Шрифт:
Интервал:
Закладка:
О ПРОИСХОЖДЕНИИ МИФОВ[162]
В детстве нас столь основательно приучают к греческим мифам, что в пору зрелых рассуждений мы не находим их больше поразительными, как они того на самом деле заслуживают. Но лишь только мы отрешимся от привычного взгляда на вещи, как не можем не ужаснуться тому, что история целого народа представляет собой всего лишь груду химер, нелепостей и фантазий. Возможно ли, чтобы все это выдавалось за истину? Какой смысл был бы в том, чтобы преподносить нам это в качестве лжи? Наконец, что представляла собой эта приверженность людей к явной и смехотворной лжи и почему в дальнейшем она иссякла?
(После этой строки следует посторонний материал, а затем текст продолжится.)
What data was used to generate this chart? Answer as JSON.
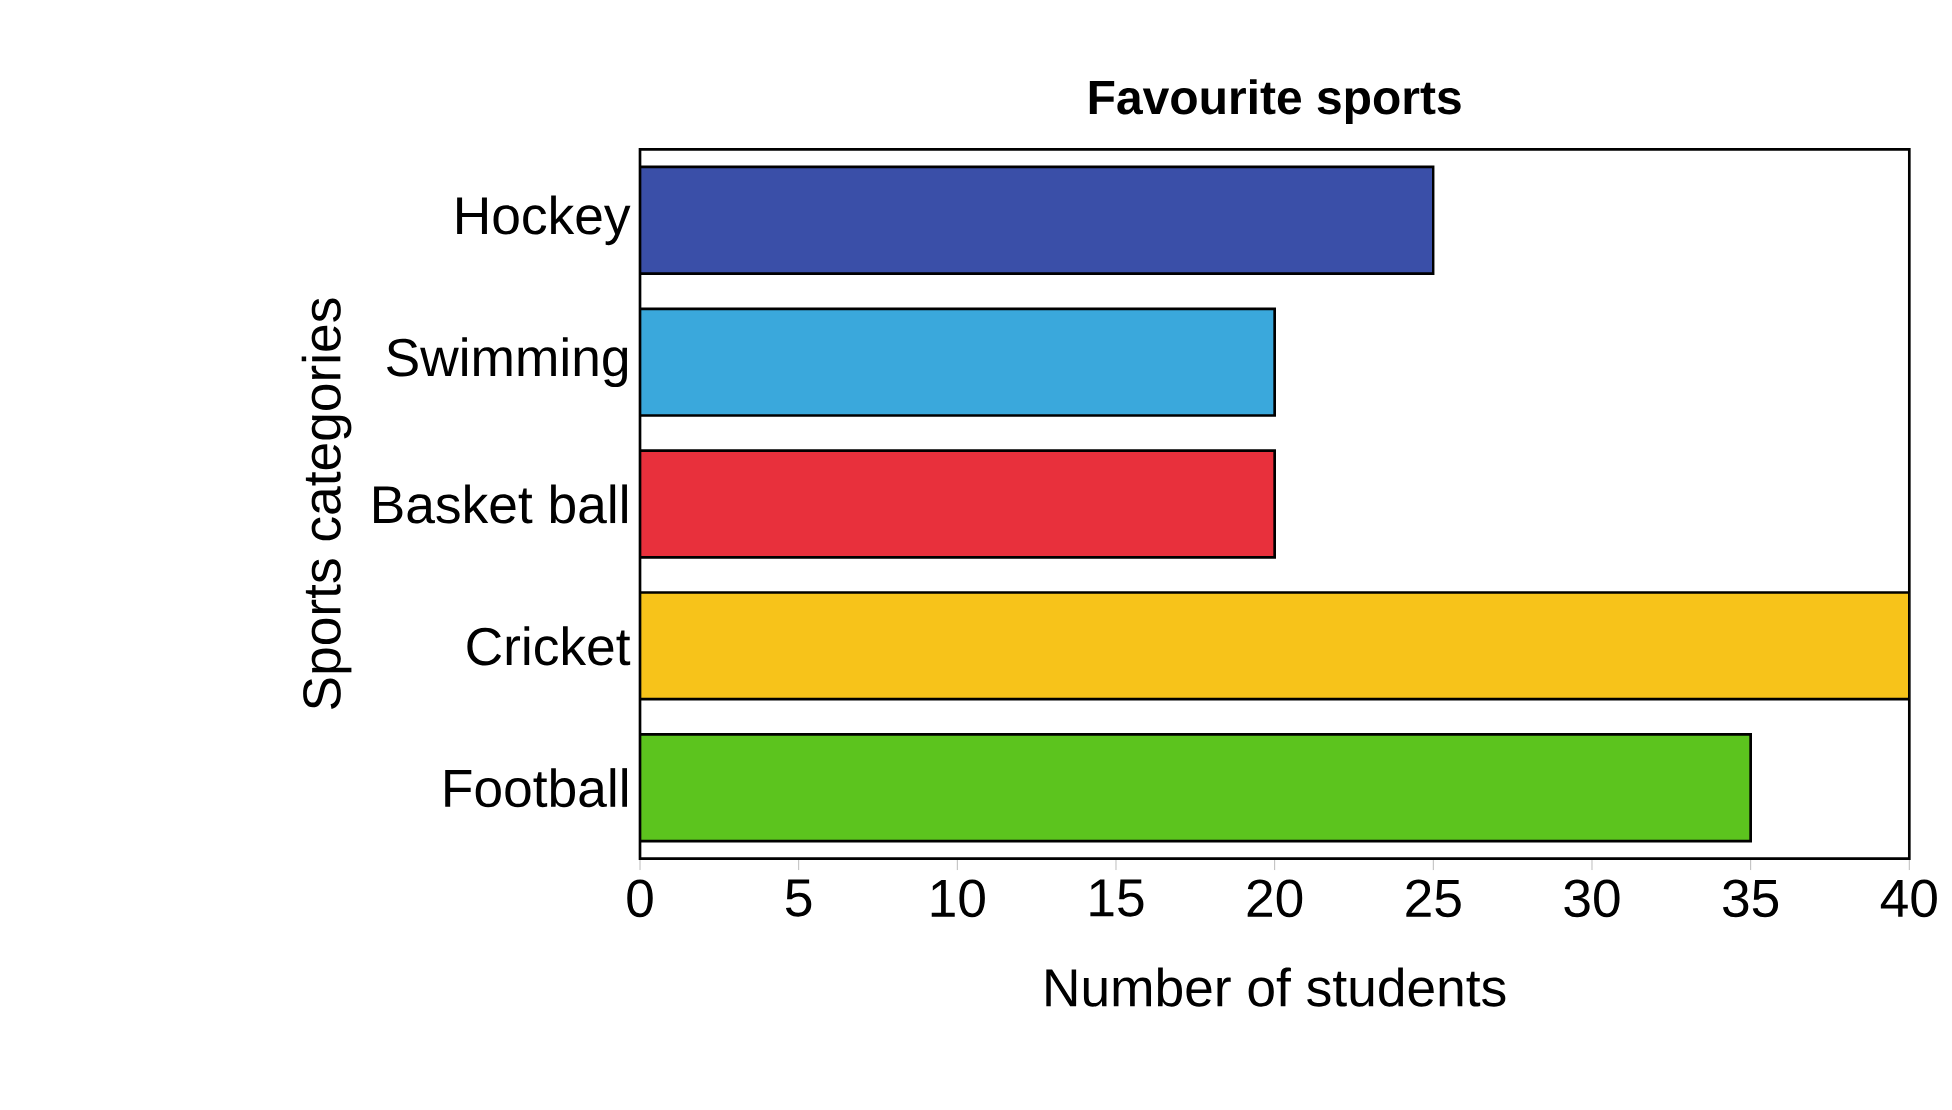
{
  "chart_data": {
    "type": "bar",
    "orientation": "horizontal",
    "title": "Favourite sports",
    "xlabel": "Number of students",
    "ylabel": "Sports categories",
    "categories": [
      "Hockey",
      "Swimming",
      "Basket ball",
      "Cricket",
      "Football"
    ],
    "values": [
      25,
      20,
      20,
      40,
      35
    ],
    "colors": [
      "#3a4fa8",
      "#3aa8dc",
      "#e8303c",
      "#f7c31a",
      "#5cc41e"
    ],
    "xlim": [
      0,
      40
    ],
    "xticks": [
      0,
      5,
      10,
      15,
      20,
      25,
      30,
      35,
      40
    ],
    "grid": false
  }
}
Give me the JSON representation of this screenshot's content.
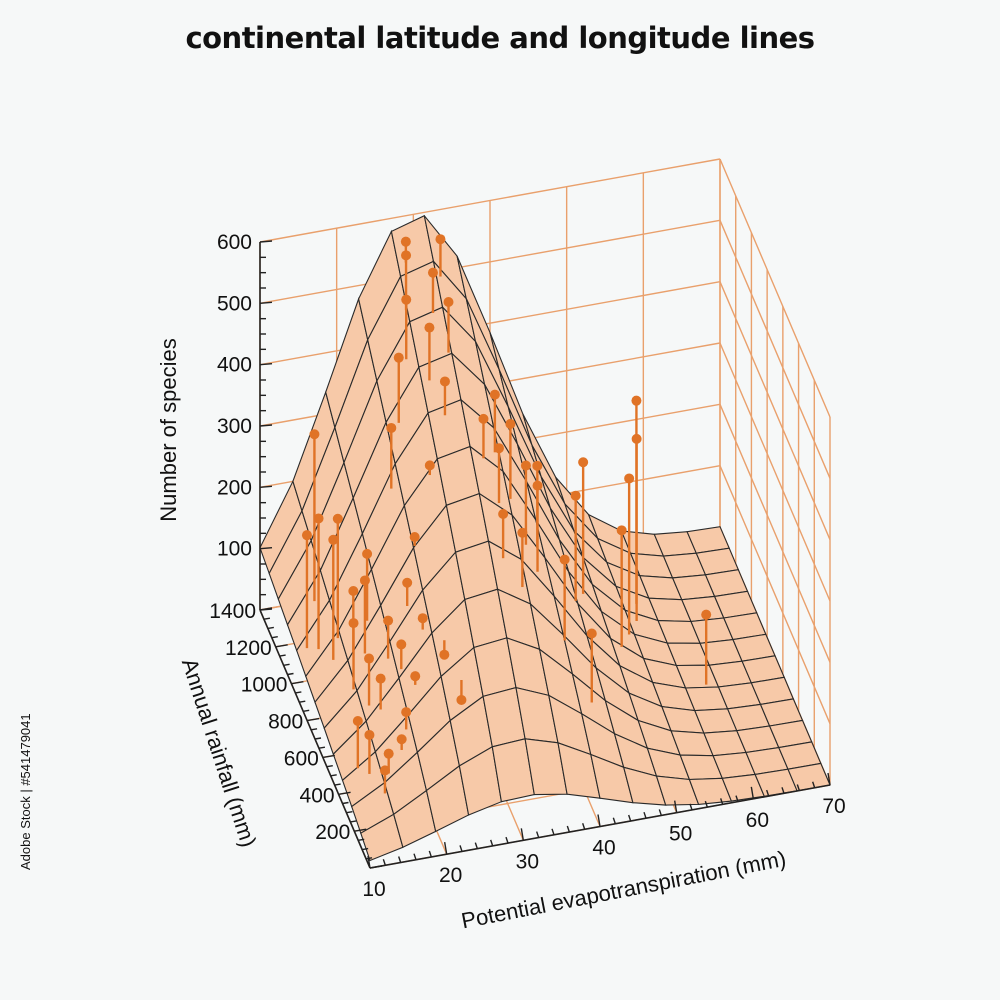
{
  "page": {
    "watermark": "Adobe Stock | #541479041"
  },
  "chart_data": {
    "type": "surface3d",
    "title": "continental latitude and longitude lines",
    "x_axis": {
      "label": "Potential evapotranspiration (mm)",
      "ticks": [
        10,
        20,
        30,
        40,
        50,
        60,
        70
      ],
      "range": [
        10,
        70
      ]
    },
    "y_axis": {
      "label": "Annual rainfall (mm)",
      "ticks": [
        200,
        400,
        600,
        800,
        1000,
        1200,
        1400
      ],
      "range": [
        0,
        1400
      ]
    },
    "z_axis": {
      "label": "Number of species",
      "ticks": [
        100,
        200,
        300,
        400,
        500,
        600
      ],
      "range": [
        0,
        600
      ]
    },
    "grid": true,
    "surface": {
      "description_peak_x": 30,
      "peak_value": 600,
      "x_samples": 14,
      "y_samples": 12
    },
    "points": [
      {
        "x": 11,
        "y": 900,
        "z": 270
      },
      {
        "x": 12,
        "y": 850,
        "z": 310
      },
      {
        "x": 13,
        "y": 760,
        "z": 300
      },
      {
        "x": 14,
        "y": 800,
        "z": 320
      },
      {
        "x": 13,
        "y": 1000,
        "z": 400
      },
      {
        "x": 15,
        "y": 700,
        "z": 230
      },
      {
        "x": 14,
        "y": 600,
        "z": 210
      },
      {
        "x": 16,
        "y": 650,
        "z": 260
      },
      {
        "x": 17,
        "y": 720,
        "z": 280
      },
      {
        "x": 15,
        "y": 500,
        "z": 180
      },
      {
        "x": 16,
        "y": 450,
        "z": 160
      },
      {
        "x": 18,
        "y": 550,
        "z": 220
      },
      {
        "x": 19,
        "y": 480,
        "z": 200
      },
      {
        "x": 12,
        "y": 350,
        "z": 130
      },
      {
        "x": 13,
        "y": 300,
        "z": 120
      },
      {
        "x": 15,
        "y": 250,
        "z": 100
      },
      {
        "x": 17,
        "y": 280,
        "z": 110
      },
      {
        "x": 14,
        "y": 200,
        "z": 90
      },
      {
        "x": 18,
        "y": 320,
        "z": 140
      },
      {
        "x": 20,
        "y": 400,
        "z": 170
      },
      {
        "x": 21,
        "y": 600,
        "z": 260
      },
      {
        "x": 22,
        "y": 500,
        "z": 230
      },
      {
        "x": 23,
        "y": 700,
        "z": 300
      },
      {
        "x": 24,
        "y": 420,
        "z": 190
      },
      {
        "x": 25,
        "y": 300,
        "z": 150
      },
      {
        "x": 26,
        "y": 800,
        "z": 380
      },
      {
        "x": 22,
        "y": 900,
        "z": 420
      },
      {
        "x": 24,
        "y": 1000,
        "z": 500
      },
      {
        "x": 26,
        "y": 1100,
        "z": 560
      },
      {
        "x": 28,
        "y": 1000,
        "z": 540
      },
      {
        "x": 29,
        "y": 900,
        "z": 480
      },
      {
        "x": 27,
        "y": 1200,
        "z": 600
      },
      {
        "x": 30,
        "y": 1150,
        "z": 580
      },
      {
        "x": 31,
        "y": 1050,
        "z": 560
      },
      {
        "x": 28,
        "y": 1300,
        "z": 590
      },
      {
        "x": 32,
        "y": 1250,
        "z": 600
      },
      {
        "x": 33,
        "y": 800,
        "z": 440
      },
      {
        "x": 34,
        "y": 700,
        "z": 420
      },
      {
        "x": 35,
        "y": 850,
        "z": 460
      },
      {
        "x": 36,
        "y": 750,
        "z": 440
      },
      {
        "x": 37,
        "y": 650,
        "z": 400
      },
      {
        "x": 38,
        "y": 600,
        "z": 380
      },
      {
        "x": 33,
        "y": 550,
        "z": 360
      },
      {
        "x": 35,
        "y": 500,
        "z": 340
      },
      {
        "x": 39,
        "y": 700,
        "z": 380
      },
      {
        "x": 40,
        "y": 450,
        "z": 300
      },
      {
        "x": 42,
        "y": 300,
        "z": 220
      },
      {
        "x": 44,
        "y": 700,
        "z": 320
      },
      {
        "x": 46,
        "y": 800,
        "z": 340
      },
      {
        "x": 50,
        "y": 700,
        "z": 250
      },
      {
        "x": 52,
        "y": 800,
        "z": 300
      },
      {
        "x": 54,
        "y": 900,
        "z": 330
      },
      {
        "x": 55,
        "y": 1000,
        "z": 360
      },
      {
        "x": 60,
        "y": 600,
        "z": 120
      }
    ]
  }
}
В самом деле, ведь греческие мифы ничуть не напоминают наши романы, авторы которых выдают их только за то, что они есть, но вовсе не за правдивые истории: в древности иной истории, кроме мифологической, не существовало. Уясним себе, если можно, этот вопрос и исследуем человеческий разум в одном из его самых странных проявлении: часто именно это — кратчайший путь к познанию нашего разума.
На заре человечества у народов, либо ничего не знавших о родовых традициях Сета, либо их не соблюдавших, варварство и невежество должны были быть столь велики[163] что мы теперь не можем себе этого даже представить. Вообразим себе кафров, лапонов или ирокезов:[164] при этом мы должны принять во внимание, что народы эти, пусть и довольно древние, достигли тем не менее определенного уровня развития знаний и утонченности, первобытным людям совершенно неведомого. Чем более люди невежественны и чем меньше у них опыта, тем скорее им все представляется чудом, Первые люди были склонны усматривать чудеса почти что во всем; и, поскольку отцы обыкновенно рассказывают своим детям все виденное и совершенное, естественно, сказания эти были полны чудес.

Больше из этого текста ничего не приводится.